Finalement, c’est le gouvernement qui contribua au maintien de cet héritage culturel sous l’influence de personnes réalisant sa valeur comme fondement et support de l’esprit national japonais. Ainsi fut créée officiellement la section Kendo de la police de Tokyo (des démonstrations itinérantes furent autorisées et relancèrent l’intérêt du grand public.
En 1895, la fondation du Daï Nippon Butokukaï. ( association pour le maintien des vertus martiales japonaises, composée de membres de la haute société ), et la construction en 1899 du Butokuden ( centre pour la pratique des vertus martiales ), contribuèrent à perpétuer les arts martiaux classiques et particulièrement le Kendo. Le Butokuden construit à côté du temple Heïan à Kyoto, devint le quartier général et le lieu d’entraînement central du Butokukaï.

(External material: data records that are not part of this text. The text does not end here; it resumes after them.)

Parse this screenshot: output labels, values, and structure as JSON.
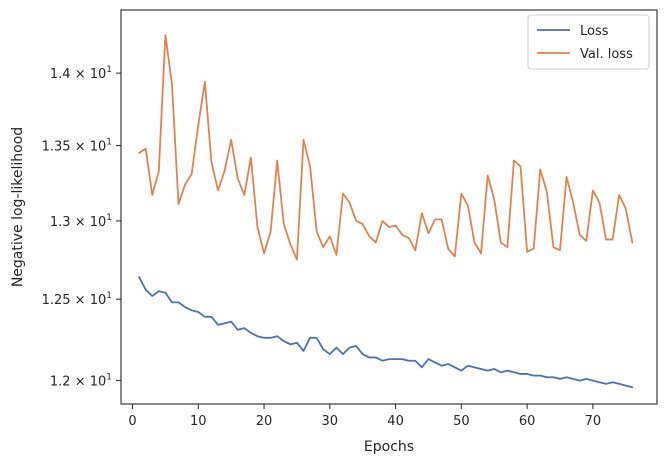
{
  "chart_data": {
    "type": "line",
    "title": "",
    "xlabel": "Epochs",
    "ylabel": "Negative log-likelihood",
    "xlim": [
      -1.75,
      79.75
    ],
    "ylim": [
      11.86,
      14.45
    ],
    "yscale": "log",
    "grid": false,
    "legend_position": "top-right",
    "x_ticks": [
      0,
      10,
      20,
      30,
      40,
      50,
      60,
      70
    ],
    "x_tick_labels": [
      "0",
      "10",
      "20",
      "30",
      "40",
      "50",
      "60",
      "70"
    ],
    "y_ticks": [
      12.0,
      12.5,
      13.0,
      13.5,
      14.0
    ],
    "y_tick_labels": [
      {
        "mantissa": "1.2",
        "base": "10",
        "exp": "1"
      },
      {
        "mantissa": "1.25",
        "base": "10",
        "exp": "1"
      },
      {
        "mantissa": "1.3",
        "base": "10",
        "exp": "1"
      },
      {
        "mantissa": "1.35",
        "base": "10",
        "exp": "1"
      },
      {
        "mantissa": "1.4",
        "base": "10",
        "exp": "1"
      }
    ],
    "x": [
      1,
      2,
      3,
      4,
      5,
      6,
      7,
      8,
      9,
      10,
      11,
      12,
      13,
      14,
      15,
      16,
      17,
      18,
      19,
      20,
      21,
      22,
      23,
      24,
      25,
      26,
      27,
      28,
      29,
      30,
      31,
      32,
      33,
      34,
      35,
      36,
      37,
      38,
      39,
      40,
      41,
      42,
      43,
      44,
      45,
      46,
      47,
      48,
      49,
      50,
      51,
      52,
      53,
      54,
      55,
      56,
      57,
      58,
      59,
      60,
      61,
      62,
      63,
      64,
      65,
      66,
      67,
      68,
      69,
      70,
      71,
      72,
      73,
      74,
      75,
      76
    ],
    "series": [
      {
        "name": "Loss",
        "color": "#4c72b0",
        "values": [
          12.64,
          12.56,
          12.52,
          12.55,
          12.54,
          12.48,
          12.48,
          12.45,
          12.43,
          12.42,
          12.39,
          12.39,
          12.34,
          12.35,
          12.36,
          12.31,
          12.32,
          12.29,
          12.27,
          12.26,
          12.26,
          12.27,
          12.24,
          12.22,
          12.23,
          12.18,
          12.26,
          12.26,
          12.19,
          12.16,
          12.2,
          12.16,
          12.2,
          12.21,
          12.16,
          12.14,
          12.14,
          12.12,
          12.13,
          12.13,
          12.13,
          12.12,
          12.12,
          12.08,
          12.13,
          12.11,
          12.09,
          12.1,
          12.08,
          12.06,
          12.09,
          12.08,
          12.07,
          12.06,
          12.07,
          12.05,
          12.06,
          12.05,
          12.04,
          12.04,
          12.03,
          12.03,
          12.02,
          12.02,
          12.01,
          12.02,
          12.01,
          12.0,
          12.01,
          12.0,
          11.99,
          11.98,
          11.99,
          11.98,
          11.97,
          11.96
        ]
      },
      {
        "name": "Val. loss",
        "color": "#dd8452",
        "values": [
          13.45,
          13.48,
          13.17,
          13.33,
          14.27,
          13.92,
          13.11,
          13.24,
          13.31,
          13.64,
          13.94,
          13.39,
          13.2,
          13.33,
          13.54,
          13.28,
          13.17,
          13.42,
          12.96,
          12.79,
          12.93,
          13.4,
          12.98,
          12.85,
          12.75,
          13.54,
          13.36,
          12.93,
          12.83,
          12.9,
          12.78,
          13.18,
          13.12,
          13.0,
          12.98,
          12.9,
          12.86,
          13.0,
          12.96,
          12.97,
          12.91,
          12.89,
          12.81,
          13.05,
          12.92,
          13.01,
          13.01,
          12.82,
          12.77,
          13.18,
          13.1,
          12.86,
          12.79,
          13.3,
          13.14,
          12.86,
          12.83,
          13.4,
          13.36,
          12.8,
          12.82,
          13.34,
          13.19,
          12.83,
          12.81,
          13.29,
          13.12,
          12.91,
          12.87,
          13.2,
          13.12,
          12.88,
          12.88,
          13.17,
          13.08,
          12.86
        ]
      }
    ]
  }
}
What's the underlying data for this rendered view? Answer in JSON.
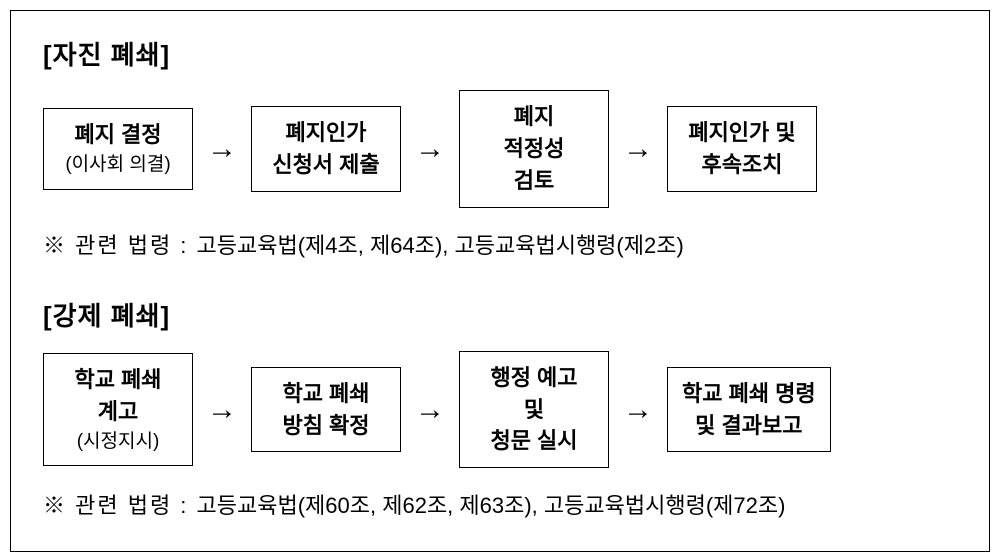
{
  "frame": {
    "border_color": "#000000",
    "background": "#ffffff"
  },
  "sections": [
    {
      "title": "[자진 폐쇄]",
      "boxes": [
        {
          "line1": "폐지 결정",
          "sub": "(이사회 의결)"
        },
        {
          "line1": "폐지인가",
          "line2": "신청서 제출"
        },
        {
          "line1": "폐지",
          "line2": "적정성",
          "line3": "검토"
        },
        {
          "line1": "폐지인가 및",
          "line2": "후속조치"
        }
      ],
      "footnote_prefix": "※  관련  법령  :  ",
      "footnote_laws": "고등교육법(제4조, 제64조), 고등교육법시행령(제2조)"
    },
    {
      "title": "[강제 폐쇄]",
      "boxes": [
        {
          "line1": "학교 폐쇄",
          "line2": "계고",
          "sub": "(시정지시)"
        },
        {
          "line1": "학교 폐쇄",
          "line2": "방침 확정"
        },
        {
          "line1": "행정 예고",
          "line2": "및",
          "line3": "청문 실시"
        },
        {
          "line1": "학교 폐쇄 명령",
          "line2": "및 결과보고"
        }
      ],
      "footnote_prefix": "※  관련  법령  :  ",
      "footnote_laws": "고등교육법(제60조, 제62조, 제63조), 고등교육법시행령(제72조)"
    }
  ],
  "arrow_glyph": "→",
  "styles": {
    "title_fontsize": 26,
    "box_fontsize": 22,
    "sub_fontsize": 19,
    "footnote_fontsize": 22,
    "arrow_fontsize": 30,
    "box_border_color": "#000000",
    "text_color": "#000000"
  }
}
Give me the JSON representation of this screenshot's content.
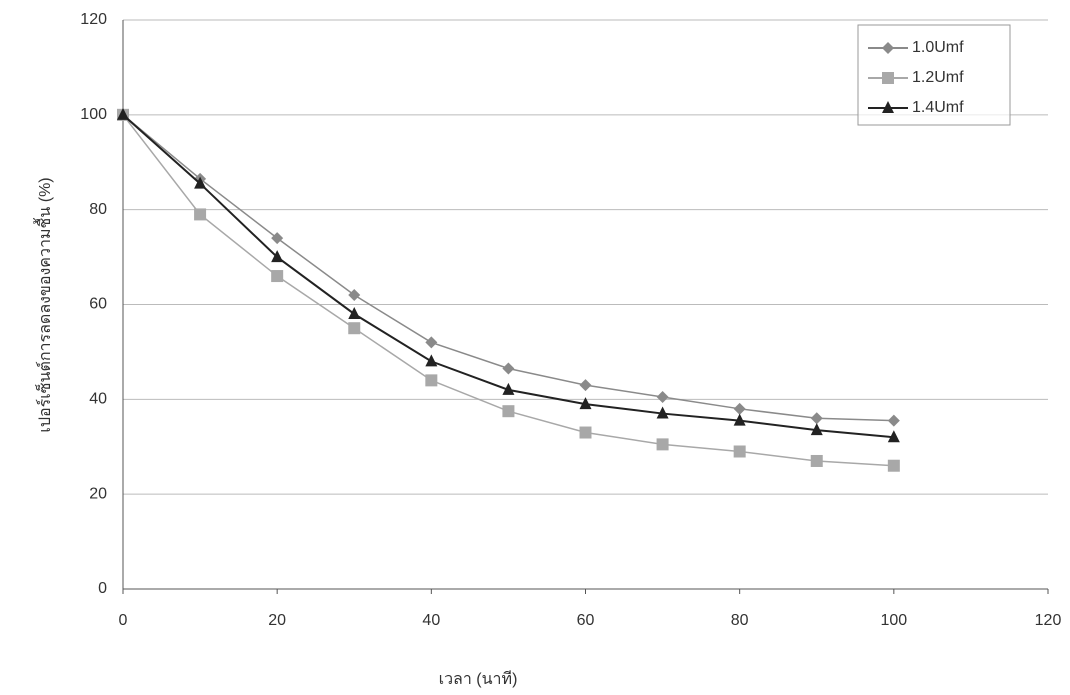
{
  "chart_data": {
    "type": "line",
    "x_label": "เวลา (นาที)",
    "y_label": "เปอร์เซ็นต์การลดลงของความชื้น (%)",
    "x": [
      0,
      10,
      20,
      30,
      40,
      50,
      60,
      70,
      80,
      90,
      100
    ],
    "series": [
      {
        "name": "1.0Umf",
        "color": "#8a8a8a",
        "marker": "diamond",
        "values": [
          100,
          86.5,
          74,
          62,
          52,
          46.5,
          43,
          40.5,
          38,
          36,
          35.5
        ]
      },
      {
        "name": "1.2Umf",
        "color": "#a8a8a8",
        "marker": "square",
        "values": [
          100,
          79,
          66,
          55,
          44,
          37.5,
          33,
          30.5,
          29,
          27,
          26
        ]
      },
      {
        "name": "1.4Umf",
        "color": "#222222",
        "marker": "triangle",
        "values": [
          100,
          85.5,
          70,
          58,
          48,
          42,
          39,
          37,
          35.5,
          33.5,
          32
        ]
      }
    ],
    "xlim": [
      0,
      120
    ],
    "xticks": [
      0,
      20,
      40,
      60,
      80,
      100,
      120
    ],
    "ylim": [
      0,
      120
    ],
    "yticks": [
      0,
      20,
      40,
      60,
      80,
      100,
      120
    ],
    "grid": true,
    "legend": "top-right"
  }
}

Son fonctionnement était assuré par des représentants des différents arts martiaux qui, tout en encourageant la pratique des disciplines classiques, ont oeuvré également en faveur du développement du Judo et du Kendo dans le cadre de l’éducation. A tous les niveaux, et de façon générale, le Butokukaï travaillait à la démocratisation de ces disciplines, et à la standardisation des techniques et des méthodes d’enseignement.